Die Evidenz-Sprechstunde: Übersichtsarbeiten

Von Äpfeln und Birnen 

Köln - 12.01.2017, 06:55 Uhr

Eine starke Heterogenität kann sowohl durch zufällige Effekte entstehen als auch auch durch systematische Unterschiede bei den Probanden, dem Setting oder den Messmethoden. (Foto: Markus Mainks)

Eine starke Heterogenität kann sowohl durch zufällige Effekte entstehen als auch auch durch systematische Unterschiede bei den Probanden, dem Setting oder den Messmethoden. (Foto: Markus Mainks)


Übersichtsarbeit: Wirklich umfassend?

Auf welche Aspekte sollte man als Leser achten? Ein guter systematischer Review enthält einen Hinweis auf ein vorab veröffentlichtes Protokoll, das das geplante Vorgehen beschreibt (unter anderem Fragestellung, Suchstrategie, Ein- und Ausschlusskriterien, Bewertung der Studien, Auswertung und Zusammenfassung der Daten). Protokolle für Cochrane Reviews sind in der Cochrane Library hinterlegt, andere lassen sich auch etwa im Register für systematische Reviews PROSPERO finden. Mögliche Abweichungen vom Protokoll sollten die Autoren explizit begründen.

Um tatsächlich alle relevanten Studien zu finden, ist eine umfassende Suchstrategie notwendig. Dazu gehört in der Regel nicht nur die Suche in Datenbanken wie Medline oder Embase, sondern auch in Studienregistern, Konferenzbänden und anderen Quellen je nach Fragestellung. Besonderer Augenmerk sollte darauf liegen, ob die Autoren auch nach möglicherweise unveröffentlichten Studien gesucht haben. Dass sich erhebliche Unterschiede ergeben können, je nachdem ob nur veröffentlichte oder auch unveröffentlichte Studien berücksichtigt werden, hat das Beispiel Reboxetin eindrücklich gezeigt. 

Vier Augen sehen mehr

Welche Studien in der systematischen Übersichtsarbeit berücksichtigt werden, kann das Ergebnis deutlich beeinflussen. Deshalb sollten die Autoren der Verlauf der Literaturrecherche und die Auswahl der Studien anhand der Ein- und Ausschlusskriterien darlegen. Nach den Anforderungen des PRISMA-Statements gehört dazu auch ein Fließschema, wie viele Studien ursprünglich gefunden wurden, wie viele nach dem Prüfen von Titel und/oder Abstract ausgeschlossen und welche schließlich in der systematischen Übersichtsarbeit berücksichtigt wurden. 

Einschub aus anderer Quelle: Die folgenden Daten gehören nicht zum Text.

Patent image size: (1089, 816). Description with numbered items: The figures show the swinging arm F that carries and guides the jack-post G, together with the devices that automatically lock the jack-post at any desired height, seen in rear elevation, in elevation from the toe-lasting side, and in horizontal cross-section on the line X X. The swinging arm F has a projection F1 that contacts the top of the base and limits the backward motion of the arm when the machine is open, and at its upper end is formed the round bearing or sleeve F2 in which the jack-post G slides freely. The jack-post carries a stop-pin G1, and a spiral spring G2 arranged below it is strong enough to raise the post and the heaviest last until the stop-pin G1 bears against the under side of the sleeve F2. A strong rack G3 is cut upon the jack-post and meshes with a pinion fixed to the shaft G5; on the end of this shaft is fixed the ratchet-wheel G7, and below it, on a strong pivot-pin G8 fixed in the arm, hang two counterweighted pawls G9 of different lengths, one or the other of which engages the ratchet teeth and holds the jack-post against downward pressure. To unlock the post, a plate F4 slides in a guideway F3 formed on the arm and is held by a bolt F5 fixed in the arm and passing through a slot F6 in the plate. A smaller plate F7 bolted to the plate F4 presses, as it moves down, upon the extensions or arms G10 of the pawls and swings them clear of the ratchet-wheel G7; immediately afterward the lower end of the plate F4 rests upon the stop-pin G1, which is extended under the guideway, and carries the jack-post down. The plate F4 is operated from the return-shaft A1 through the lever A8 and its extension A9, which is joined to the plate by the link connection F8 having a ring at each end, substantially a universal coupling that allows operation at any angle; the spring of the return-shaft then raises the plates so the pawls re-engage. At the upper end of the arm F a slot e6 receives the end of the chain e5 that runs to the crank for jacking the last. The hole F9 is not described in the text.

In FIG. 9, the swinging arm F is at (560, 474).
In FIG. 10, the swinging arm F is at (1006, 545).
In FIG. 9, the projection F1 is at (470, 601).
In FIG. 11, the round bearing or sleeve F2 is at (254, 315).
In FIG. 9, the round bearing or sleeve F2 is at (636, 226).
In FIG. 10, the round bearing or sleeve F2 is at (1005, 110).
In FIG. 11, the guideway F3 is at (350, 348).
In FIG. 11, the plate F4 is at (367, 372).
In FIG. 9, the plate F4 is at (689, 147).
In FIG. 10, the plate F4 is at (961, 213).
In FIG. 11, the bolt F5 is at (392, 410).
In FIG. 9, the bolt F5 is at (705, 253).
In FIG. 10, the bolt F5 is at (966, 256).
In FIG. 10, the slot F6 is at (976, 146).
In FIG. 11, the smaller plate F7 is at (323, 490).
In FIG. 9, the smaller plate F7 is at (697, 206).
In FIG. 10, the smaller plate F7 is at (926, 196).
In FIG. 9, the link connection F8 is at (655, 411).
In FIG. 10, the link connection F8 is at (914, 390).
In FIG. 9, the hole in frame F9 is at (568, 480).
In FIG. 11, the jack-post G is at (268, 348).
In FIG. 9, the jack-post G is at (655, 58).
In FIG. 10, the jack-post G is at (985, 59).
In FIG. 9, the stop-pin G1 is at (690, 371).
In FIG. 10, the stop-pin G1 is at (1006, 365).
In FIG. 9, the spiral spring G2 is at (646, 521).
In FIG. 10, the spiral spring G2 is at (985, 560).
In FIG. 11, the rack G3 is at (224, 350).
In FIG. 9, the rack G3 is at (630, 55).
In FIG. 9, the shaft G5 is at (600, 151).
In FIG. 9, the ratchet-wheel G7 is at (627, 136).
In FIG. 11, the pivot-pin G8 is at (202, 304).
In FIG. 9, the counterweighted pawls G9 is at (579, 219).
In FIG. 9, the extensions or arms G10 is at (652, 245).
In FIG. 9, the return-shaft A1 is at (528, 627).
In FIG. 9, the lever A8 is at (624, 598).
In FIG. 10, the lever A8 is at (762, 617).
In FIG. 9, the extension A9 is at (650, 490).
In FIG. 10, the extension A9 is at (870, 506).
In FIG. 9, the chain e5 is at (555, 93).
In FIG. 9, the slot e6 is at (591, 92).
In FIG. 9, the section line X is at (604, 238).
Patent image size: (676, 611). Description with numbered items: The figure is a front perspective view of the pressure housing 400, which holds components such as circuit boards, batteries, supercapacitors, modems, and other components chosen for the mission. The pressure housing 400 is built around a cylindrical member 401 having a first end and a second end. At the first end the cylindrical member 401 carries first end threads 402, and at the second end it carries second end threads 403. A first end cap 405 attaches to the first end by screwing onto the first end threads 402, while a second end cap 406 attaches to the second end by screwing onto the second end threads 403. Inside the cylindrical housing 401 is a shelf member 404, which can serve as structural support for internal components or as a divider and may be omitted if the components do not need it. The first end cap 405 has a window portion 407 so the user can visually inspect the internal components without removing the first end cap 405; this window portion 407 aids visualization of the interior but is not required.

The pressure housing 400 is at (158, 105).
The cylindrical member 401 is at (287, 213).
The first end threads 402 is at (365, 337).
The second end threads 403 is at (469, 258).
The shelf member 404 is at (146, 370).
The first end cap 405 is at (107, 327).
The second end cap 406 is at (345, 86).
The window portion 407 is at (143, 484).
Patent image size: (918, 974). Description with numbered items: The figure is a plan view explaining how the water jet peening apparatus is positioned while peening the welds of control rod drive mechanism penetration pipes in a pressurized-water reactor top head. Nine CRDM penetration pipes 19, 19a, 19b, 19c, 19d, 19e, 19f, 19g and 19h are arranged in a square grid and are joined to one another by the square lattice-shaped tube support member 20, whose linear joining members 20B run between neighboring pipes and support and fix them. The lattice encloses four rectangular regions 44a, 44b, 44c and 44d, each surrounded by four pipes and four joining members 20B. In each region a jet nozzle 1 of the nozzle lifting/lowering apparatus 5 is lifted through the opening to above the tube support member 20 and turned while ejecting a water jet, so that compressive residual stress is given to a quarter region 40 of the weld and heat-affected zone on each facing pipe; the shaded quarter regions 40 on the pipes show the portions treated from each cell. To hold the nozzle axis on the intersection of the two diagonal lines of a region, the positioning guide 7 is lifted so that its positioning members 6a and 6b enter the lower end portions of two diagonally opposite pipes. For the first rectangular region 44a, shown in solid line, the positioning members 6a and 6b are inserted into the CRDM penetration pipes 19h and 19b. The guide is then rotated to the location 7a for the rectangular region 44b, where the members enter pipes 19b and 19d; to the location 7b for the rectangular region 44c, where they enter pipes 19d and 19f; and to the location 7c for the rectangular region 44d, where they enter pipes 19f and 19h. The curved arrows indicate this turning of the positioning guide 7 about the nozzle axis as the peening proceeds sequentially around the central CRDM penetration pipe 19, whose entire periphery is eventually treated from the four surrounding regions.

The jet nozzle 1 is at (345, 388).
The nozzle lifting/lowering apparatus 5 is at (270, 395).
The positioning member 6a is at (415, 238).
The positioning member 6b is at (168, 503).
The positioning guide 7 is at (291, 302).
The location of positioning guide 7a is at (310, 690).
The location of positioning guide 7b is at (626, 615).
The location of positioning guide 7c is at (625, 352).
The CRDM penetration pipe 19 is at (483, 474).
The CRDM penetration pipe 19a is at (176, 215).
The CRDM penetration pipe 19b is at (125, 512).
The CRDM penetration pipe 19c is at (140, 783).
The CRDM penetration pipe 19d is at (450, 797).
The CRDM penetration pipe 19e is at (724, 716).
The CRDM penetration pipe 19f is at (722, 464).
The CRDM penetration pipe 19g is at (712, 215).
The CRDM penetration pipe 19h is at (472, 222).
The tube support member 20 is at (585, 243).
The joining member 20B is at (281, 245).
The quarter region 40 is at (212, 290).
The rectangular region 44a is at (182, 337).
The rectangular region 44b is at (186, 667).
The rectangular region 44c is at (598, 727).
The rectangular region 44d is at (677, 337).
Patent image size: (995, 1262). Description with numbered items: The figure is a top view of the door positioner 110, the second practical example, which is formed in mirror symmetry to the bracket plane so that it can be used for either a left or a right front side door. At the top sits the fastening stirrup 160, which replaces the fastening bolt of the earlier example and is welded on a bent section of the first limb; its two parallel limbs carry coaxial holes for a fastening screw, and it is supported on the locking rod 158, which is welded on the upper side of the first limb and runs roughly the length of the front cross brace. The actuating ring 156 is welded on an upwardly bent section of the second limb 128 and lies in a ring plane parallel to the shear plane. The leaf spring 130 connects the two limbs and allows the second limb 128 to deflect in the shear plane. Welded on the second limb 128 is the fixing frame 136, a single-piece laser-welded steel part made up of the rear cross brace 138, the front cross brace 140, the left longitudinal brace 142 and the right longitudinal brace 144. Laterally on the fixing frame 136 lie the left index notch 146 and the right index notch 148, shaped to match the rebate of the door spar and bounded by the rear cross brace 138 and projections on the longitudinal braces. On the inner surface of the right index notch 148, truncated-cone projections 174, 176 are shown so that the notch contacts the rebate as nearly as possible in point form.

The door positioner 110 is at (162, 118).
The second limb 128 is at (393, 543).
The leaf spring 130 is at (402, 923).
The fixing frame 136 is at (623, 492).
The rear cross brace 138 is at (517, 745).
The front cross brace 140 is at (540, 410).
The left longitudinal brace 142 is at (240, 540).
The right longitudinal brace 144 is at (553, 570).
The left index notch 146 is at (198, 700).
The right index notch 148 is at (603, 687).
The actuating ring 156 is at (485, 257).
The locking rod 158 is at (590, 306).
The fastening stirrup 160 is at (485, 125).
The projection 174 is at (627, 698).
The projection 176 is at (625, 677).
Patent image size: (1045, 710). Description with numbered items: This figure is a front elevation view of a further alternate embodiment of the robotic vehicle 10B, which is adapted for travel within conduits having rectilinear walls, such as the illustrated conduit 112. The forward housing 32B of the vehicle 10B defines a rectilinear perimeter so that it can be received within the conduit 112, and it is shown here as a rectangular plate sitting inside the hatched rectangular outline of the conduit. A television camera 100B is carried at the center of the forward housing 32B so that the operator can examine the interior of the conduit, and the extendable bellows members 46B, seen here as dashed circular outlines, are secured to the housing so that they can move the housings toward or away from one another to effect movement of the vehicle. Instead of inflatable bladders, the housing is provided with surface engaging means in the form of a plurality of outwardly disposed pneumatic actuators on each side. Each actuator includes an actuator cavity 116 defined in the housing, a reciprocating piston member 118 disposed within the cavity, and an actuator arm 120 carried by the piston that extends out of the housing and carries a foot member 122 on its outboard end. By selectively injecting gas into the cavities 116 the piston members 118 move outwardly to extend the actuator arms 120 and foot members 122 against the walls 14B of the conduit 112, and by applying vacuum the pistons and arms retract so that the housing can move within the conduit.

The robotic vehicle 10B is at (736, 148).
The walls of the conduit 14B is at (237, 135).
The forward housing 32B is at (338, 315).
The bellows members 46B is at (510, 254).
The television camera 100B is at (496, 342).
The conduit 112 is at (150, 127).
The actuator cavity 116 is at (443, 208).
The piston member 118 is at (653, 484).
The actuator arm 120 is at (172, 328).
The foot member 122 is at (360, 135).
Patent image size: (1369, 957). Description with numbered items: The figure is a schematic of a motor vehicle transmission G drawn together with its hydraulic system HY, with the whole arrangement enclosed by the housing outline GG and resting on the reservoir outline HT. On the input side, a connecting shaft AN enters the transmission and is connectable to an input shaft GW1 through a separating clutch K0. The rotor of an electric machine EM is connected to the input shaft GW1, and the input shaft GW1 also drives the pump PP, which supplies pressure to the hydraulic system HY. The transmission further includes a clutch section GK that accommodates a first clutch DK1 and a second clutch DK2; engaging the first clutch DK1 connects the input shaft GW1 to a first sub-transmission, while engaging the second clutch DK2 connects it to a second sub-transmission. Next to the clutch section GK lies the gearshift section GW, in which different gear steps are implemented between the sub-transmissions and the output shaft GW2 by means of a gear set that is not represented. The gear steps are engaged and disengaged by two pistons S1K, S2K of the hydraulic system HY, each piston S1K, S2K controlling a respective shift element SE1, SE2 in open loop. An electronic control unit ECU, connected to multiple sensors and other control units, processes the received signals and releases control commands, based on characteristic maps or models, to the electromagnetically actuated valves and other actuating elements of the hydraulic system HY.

Im Anschluss sollten die Autoren bei den einzelnen Studien prüfen, welche systematischen Verzerrungen durch das Studiendesign auftreten können. Das betrifft etwa Defizite bei der Randomisierung oder Verblindung. Das Verzerrungspotenzial der Studien sollte sich auch in der Diskussion niederschlagen, ansonsten ist die Zusammenfassung der Ergebnisse wertlos („garbage in, garbage out“).

Solche Entscheidungen sind in einem gewissen Maß immer subjektiv. Deshalb sollten mindestens zwei Autoren, im Idealfall unabhängig voneinander, die Studien auswählen und bewerten. Gleiches gilt auch für die Extraktion der Ergebnisdaten aus den Studien.